The BIR produces television news on international human rights and justice, focusing on overlooked foreign issues and regions. Kay, a former journalism professor at Princeton, said that the BIR’s goal is to “make nuanced stories understandable… for the average American who cares to tune in” and to educate the public about what “justice processes exist, expose their failings and spur public engagement around these issues.”
Speaking at Stanford Law School, Kay emphasized that her journalism skills — asking open-ended questions, hearing both sides of a story and understanding how to talk to vulnerable people — have been integral to her advocacy work.
“Journalists can go where others sometimes can’t, whether into the halls of power to question policymakers or deeply into the field to hear directly from victims,” Kay said.

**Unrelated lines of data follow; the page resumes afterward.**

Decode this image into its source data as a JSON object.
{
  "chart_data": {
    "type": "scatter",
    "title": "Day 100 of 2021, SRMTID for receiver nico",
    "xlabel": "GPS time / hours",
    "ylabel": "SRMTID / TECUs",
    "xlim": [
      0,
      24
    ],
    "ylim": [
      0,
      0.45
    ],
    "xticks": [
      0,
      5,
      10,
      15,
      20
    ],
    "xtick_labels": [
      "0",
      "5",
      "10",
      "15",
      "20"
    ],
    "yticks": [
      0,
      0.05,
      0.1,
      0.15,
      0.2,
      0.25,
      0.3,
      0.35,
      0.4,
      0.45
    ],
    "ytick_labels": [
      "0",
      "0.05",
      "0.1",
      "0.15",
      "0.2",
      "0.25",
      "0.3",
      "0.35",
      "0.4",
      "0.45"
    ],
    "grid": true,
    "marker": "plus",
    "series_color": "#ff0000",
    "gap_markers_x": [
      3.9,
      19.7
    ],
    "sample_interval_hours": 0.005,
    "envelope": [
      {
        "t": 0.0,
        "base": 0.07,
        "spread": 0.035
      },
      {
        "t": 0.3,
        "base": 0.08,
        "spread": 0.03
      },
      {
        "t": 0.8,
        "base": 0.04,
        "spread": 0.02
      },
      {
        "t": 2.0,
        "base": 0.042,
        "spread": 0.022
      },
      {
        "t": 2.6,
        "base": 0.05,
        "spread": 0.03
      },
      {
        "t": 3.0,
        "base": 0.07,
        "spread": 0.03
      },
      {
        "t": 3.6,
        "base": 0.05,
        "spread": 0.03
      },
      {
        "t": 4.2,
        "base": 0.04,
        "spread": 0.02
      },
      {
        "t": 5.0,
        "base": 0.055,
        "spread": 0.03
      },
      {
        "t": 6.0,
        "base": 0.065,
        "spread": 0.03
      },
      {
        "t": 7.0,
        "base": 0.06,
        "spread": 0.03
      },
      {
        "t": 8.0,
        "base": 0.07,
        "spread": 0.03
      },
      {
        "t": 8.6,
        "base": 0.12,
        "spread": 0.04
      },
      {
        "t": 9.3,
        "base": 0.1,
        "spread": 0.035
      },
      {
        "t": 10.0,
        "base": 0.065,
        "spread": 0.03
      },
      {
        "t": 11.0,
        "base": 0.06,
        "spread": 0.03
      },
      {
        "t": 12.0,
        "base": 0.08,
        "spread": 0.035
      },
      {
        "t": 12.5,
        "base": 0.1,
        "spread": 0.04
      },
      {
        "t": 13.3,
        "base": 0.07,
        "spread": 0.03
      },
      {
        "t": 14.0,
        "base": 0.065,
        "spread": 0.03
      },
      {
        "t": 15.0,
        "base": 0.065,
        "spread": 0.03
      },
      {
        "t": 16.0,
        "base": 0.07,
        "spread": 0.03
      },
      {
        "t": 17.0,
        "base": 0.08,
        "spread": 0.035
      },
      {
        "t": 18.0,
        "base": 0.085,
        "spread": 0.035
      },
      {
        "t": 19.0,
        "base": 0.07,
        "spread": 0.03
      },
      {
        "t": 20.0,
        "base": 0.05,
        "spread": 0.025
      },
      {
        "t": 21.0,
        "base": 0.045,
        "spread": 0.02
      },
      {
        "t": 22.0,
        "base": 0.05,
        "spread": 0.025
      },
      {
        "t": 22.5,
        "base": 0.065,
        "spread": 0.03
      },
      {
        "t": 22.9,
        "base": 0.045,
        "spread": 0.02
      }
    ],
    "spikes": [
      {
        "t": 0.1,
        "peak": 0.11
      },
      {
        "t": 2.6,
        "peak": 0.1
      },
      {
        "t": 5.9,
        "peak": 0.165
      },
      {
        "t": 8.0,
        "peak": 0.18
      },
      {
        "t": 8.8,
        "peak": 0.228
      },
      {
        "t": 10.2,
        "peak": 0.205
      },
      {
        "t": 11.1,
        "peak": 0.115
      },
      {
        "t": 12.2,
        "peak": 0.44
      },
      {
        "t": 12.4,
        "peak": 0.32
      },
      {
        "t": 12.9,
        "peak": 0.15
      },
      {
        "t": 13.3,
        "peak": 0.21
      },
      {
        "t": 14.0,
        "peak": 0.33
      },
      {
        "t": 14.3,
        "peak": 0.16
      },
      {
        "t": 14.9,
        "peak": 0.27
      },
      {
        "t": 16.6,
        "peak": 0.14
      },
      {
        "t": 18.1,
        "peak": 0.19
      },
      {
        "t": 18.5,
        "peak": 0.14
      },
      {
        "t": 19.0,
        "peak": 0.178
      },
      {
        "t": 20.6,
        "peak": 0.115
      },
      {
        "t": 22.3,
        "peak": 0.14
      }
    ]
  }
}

Jessie Brunner, associate director of strategy and program development at the Center for Human Rights and International Justice, told The Daily that Kay’s talk “offered an inside look into the complex and challenging considerations journalists face to bring stories of human rights abuse and the path toward justice and reconciliation to American television audiences.”
In bringing attention to some of the less publicized global instances of human rights abuse, Kay has highlighted “just one of many paths that students might take as they pursue careers after Stanford,” Brunner added.
Drawing on clips of her work in Uganda, Cambodia, Argentina and Myanmar, Kay illustrated the role of journalism in producing evidence to inform the justice process, advance the rule of law, develop the capacity of local media and build cross-regional and institutional expertise.
“It’s very hard to cover one part of the world repetitively,” she said, noting that even major newspapers like The New York Times rarely cover the same parts of the world consistently, hoping to avoid losing readers’ interest. “But I can go to Cambodia, to Sierra Leone, to Bosnia, and see similarities… in a way that cross-references experiences.”
Kay also stressed the importance of finding a careful balance in stories between the perspectives of Western analysts, respected local voices and victims of human rights abuses themselves.
For students at the lecture, Kay’s work was compelling. “The storytelling of each clip was super powerful and helped us understand difficult situations like special courts in Cambodia and the ICC’s prosecution in absentia,” said Avery Miller ’26. “She brings crucial human rights issues to light through her work and is making a huge impact with her nonprofit journalistic efforts.”
Kay also discussed the challenges of attracting American readers’ interest in international human rights stories. “The elevator pitch you’re giving to your editor is why this matters to an American audience, not just why this is a bad situation that needs to be improved,” she said.
Touching on the ethical challenges for a journalist working in human rights, Kay said that she generally does not intervene on behalf of the people she interviews because her goal is to share a community’s problems as widely as possible.
“I want to help all the children who didn’t have the luck of the camera showing up at that right moment,” she said.